Open cusma opened 6 months ago

cusma commented 6 months ago

Problem

Returning precise error codes and informative error messages for AVM runtime failures is crucial for the Smart Contract clients (and overall user experience).

Solution

Include a native Algorand Python way to handle Smart Contract errors.

Common standard formatting, codes and messages should be harmonized with an ARC (e.g. 401:Unauthorized Caller).

Proposal

A base BaseError class with with standard errors (standard error_codes and harmonized error_messages) which can be inherited and extended as Error(BaseErrors) with Smart Contract specific error codes and messages.

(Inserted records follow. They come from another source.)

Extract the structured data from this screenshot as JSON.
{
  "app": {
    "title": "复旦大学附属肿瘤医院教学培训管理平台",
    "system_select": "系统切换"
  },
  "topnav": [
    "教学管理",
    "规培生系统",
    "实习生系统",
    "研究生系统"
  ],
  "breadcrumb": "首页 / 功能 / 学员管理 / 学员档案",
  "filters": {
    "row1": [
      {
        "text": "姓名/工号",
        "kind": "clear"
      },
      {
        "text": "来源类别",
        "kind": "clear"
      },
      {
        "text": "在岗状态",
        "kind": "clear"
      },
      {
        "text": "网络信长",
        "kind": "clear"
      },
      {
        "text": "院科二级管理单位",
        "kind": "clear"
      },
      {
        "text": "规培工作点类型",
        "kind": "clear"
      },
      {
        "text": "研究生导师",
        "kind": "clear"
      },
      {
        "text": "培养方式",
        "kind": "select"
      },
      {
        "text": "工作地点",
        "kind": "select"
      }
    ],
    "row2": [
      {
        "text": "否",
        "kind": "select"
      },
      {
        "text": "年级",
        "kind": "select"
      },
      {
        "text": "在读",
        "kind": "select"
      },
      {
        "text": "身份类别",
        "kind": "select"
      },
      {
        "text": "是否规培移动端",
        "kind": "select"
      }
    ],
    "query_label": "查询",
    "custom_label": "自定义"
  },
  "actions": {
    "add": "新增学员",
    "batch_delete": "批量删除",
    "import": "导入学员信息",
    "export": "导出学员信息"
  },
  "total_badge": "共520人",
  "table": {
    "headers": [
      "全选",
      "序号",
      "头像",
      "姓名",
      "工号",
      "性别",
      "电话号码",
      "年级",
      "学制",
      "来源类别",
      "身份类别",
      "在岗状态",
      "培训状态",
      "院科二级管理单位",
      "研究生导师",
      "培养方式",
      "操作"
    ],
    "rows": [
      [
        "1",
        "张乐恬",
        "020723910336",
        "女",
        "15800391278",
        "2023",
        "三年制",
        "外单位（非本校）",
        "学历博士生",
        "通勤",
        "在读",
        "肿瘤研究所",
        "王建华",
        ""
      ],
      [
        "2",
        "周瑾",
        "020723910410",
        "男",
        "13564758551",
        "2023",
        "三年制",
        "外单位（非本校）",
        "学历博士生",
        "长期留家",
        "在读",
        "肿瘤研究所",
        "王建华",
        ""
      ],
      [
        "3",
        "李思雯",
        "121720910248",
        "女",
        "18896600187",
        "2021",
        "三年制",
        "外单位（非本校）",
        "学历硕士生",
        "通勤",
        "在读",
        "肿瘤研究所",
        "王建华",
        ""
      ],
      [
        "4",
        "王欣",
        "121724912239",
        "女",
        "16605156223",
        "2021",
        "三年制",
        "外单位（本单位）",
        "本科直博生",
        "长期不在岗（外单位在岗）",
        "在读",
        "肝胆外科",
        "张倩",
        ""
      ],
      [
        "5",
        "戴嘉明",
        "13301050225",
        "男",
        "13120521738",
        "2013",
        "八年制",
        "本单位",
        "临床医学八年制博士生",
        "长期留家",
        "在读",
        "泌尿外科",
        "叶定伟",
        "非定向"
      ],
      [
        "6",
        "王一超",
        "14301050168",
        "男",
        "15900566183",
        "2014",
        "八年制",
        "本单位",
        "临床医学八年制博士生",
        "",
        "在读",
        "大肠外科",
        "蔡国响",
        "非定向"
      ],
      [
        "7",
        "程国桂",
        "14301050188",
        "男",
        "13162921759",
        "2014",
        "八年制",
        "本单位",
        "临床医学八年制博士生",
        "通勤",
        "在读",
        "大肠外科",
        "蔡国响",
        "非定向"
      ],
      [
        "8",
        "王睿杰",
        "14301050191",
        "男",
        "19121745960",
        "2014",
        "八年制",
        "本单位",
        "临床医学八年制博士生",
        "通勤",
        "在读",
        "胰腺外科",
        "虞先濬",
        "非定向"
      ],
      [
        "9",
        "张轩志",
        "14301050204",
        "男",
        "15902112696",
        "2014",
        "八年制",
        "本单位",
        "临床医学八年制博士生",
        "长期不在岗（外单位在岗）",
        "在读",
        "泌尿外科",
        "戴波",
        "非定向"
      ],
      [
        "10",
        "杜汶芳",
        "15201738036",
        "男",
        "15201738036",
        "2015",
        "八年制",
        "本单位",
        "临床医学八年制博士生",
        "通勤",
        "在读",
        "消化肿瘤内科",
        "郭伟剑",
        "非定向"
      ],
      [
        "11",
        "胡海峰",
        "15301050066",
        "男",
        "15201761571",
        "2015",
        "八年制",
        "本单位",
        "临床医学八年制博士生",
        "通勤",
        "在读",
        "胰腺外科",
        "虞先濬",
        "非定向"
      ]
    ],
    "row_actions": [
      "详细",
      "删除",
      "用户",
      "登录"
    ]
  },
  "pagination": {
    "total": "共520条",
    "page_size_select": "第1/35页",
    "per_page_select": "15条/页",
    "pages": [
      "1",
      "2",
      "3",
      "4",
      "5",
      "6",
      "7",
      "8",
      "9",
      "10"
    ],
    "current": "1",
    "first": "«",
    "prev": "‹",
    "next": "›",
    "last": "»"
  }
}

Additionally, would be good to have utilities like: add_error(code: int, message: str) -> Error which automatically formats the error etc.

This would combine nicely for tests, like in pytest where you can do:

with pytest.raises(LogicError, match=Error.A_STANDARD_ERROR):

so that you write a test that expects a specific error code.

Pros and Cons

Pros: fostering the standardization of Smart Contract error codes and messages in the ecosystem.

Cons: I can not see any.

Dependencies

None

robdmoore commented 6 months ago

This fits nicely with ARC-56 too.

I wonder if this is a good reason to support raise (but naturally not try/catch given AVM doesn't support that).

cc @Loedn @achidlow @daniel-makerx

achidlow commented 6 months ago

To maintain semantic compatibility, raise in Python can only be used with objects that inherit from BaseException.

Given we don't support user objects, true inheritance (ie dynamic polymorphism), and try/catch/finally, I don't see this as a viable option.

From the other angle, there's only two ways to report errors back. One is statically, with comments. These cannot contain any runtime information, so a plain string with an assert message is all that can be done here. The situation is basically the same with ARC-56, which is again just a linking of PC failures to static strings. A standard set of error codes would be something best done outside the compiler core, as a simple user library.

The other way could be through ARC-28 events, which can contain runtime information. We currently have arc4.emit which supports this. User code can already use this, and then immediately op.err() to reject the transaction - perhaps we could combine these with an emit+err function, arc4.error perhaps? (Edit: although this too could and perhaps should be done in a user library instead.)

We don't yet support inheritance of ARC4 Struct types either, but if we did, any "community standards" for ARC-28 events acting as error "classes", would best be defined in a user library rather than the core compiler also.